Альма, однако, старая кокетка, вовсе не спешила облегчать Братишке жизнь. Знай себе поскуливала, ввергая и без того осатаневшего поклонника в еще большее неистовство.
Провожать нас Братишка, понятно, не пошел. Но мы и не обиделись даже. Нам достаточно было знать, что он жив-здоров, что с ним все в порядке. Все в порядке, стало быть, будет и у нас.
Возвращаясь уже совсем поздним вечером из Москвы, я свистнул, проходя мимо Лешкиного дома. Братишка возник.
— Пойдем, герой-любовник, поешь хоть что-нибудь! Никуда твоя принцесса не денется, не бойся.
Он согласился. „…Но только если по-быстрому…“
Ему мерещились, видать, какие-то жутко нахальные соперники на крыльце у Альмы. Он едва дождался, пока еда разогреется. То и дело с тревогой вслушивался в темноту.
Он был, без сомнения, зверски голоден, но миску свою даже не доел — снова умчался к дульцинее…
А мне-то хотелось посидеть, поболтать с ним — о его хозяйке, которую я только что оставил, дрожащую и нервно подхихикивающую от страха, в Москве, о том, как тяжело ей, наверное, будет, и как мне жалко ее, и как скверно устроено все в жизни моей, если я не могу быть с ней рядом даже в такие дни.

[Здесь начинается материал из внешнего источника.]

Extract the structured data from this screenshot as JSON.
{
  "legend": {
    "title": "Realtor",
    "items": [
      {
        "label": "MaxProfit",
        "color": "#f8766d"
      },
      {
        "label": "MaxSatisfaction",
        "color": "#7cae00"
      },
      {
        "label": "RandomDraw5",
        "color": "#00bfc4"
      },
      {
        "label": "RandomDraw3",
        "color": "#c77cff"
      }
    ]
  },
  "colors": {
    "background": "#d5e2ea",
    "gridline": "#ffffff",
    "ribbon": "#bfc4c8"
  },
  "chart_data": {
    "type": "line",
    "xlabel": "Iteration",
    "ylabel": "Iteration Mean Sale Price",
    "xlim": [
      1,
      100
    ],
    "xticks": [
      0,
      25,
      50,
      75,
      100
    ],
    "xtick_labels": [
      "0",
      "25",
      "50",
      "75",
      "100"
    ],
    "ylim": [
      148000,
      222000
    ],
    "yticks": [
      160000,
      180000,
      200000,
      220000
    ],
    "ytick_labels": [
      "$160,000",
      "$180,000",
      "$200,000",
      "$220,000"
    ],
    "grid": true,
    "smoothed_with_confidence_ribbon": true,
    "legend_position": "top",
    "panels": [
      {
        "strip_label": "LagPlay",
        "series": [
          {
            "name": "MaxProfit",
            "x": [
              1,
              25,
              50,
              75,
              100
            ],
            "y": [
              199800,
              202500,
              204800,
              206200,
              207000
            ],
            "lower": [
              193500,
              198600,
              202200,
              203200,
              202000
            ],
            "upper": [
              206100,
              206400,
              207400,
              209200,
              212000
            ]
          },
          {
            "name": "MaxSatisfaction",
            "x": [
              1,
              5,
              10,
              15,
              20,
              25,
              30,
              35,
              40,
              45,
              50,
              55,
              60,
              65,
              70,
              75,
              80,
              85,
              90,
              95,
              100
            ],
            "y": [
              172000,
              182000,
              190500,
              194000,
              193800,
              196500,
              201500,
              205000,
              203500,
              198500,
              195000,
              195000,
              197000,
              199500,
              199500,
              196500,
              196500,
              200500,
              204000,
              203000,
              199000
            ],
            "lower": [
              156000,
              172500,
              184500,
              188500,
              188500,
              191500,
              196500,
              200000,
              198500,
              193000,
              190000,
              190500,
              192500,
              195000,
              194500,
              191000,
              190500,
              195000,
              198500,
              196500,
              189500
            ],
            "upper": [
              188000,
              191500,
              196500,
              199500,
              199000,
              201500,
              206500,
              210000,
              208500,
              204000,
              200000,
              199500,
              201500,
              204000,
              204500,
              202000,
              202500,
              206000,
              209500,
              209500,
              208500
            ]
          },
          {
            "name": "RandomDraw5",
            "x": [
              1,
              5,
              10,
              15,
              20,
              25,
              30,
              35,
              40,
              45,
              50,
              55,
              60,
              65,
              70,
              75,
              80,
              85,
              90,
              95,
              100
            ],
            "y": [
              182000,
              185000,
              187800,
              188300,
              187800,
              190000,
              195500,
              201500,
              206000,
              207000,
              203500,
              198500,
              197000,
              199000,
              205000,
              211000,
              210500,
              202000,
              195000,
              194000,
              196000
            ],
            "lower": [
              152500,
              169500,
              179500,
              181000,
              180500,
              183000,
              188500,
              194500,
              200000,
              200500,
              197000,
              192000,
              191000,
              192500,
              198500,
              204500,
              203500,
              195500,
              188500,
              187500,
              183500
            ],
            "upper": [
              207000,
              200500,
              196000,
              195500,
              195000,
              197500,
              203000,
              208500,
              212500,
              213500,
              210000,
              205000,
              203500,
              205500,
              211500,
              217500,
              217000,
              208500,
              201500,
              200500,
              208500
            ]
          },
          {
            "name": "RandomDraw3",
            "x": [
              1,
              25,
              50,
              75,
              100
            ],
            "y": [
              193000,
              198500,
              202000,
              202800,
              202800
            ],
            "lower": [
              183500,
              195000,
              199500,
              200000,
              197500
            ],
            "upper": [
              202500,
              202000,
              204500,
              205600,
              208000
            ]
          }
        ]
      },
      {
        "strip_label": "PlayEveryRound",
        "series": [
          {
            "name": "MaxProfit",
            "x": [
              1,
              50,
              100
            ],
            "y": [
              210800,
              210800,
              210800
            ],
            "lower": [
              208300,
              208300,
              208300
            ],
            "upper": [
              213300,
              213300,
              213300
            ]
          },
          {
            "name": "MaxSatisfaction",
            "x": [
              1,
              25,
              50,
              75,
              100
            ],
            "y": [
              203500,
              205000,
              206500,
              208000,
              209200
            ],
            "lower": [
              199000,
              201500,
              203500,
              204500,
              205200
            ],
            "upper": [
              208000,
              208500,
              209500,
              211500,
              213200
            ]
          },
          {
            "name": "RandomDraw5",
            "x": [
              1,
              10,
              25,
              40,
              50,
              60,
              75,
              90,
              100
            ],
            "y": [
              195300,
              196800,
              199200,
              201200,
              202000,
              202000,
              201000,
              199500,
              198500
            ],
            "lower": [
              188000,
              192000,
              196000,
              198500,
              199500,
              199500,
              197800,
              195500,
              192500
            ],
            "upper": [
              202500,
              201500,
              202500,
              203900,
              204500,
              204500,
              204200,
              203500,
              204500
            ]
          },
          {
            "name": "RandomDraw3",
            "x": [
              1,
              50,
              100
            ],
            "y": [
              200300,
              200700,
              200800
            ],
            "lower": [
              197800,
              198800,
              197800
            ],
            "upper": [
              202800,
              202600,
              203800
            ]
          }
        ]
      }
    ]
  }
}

Чем закончился Братишкин роман с Альмой, не ведаю, но уже на следующий день к вечеру он прибежал и был со мной безотлучно до самого моего отъезда. По два раза на дню стали ходить мы с ним на станцию звонить в Москву. В один из таких походов он и показал мне место гибели Джека.
Джека, должно быть, заманили в густой кустарник на бугре возле железной дороги и тут убили. А может, убили где-то в другом месте, а здесь — спрятались, чтобы обделать свое торопливое, жуткое дело.
С тех пор много прошло снегопадов, но вороны не давали снегу погрести под собой Джека. (Через месяц, когда стаяло, я пришел с лопатой и сделал могилу.)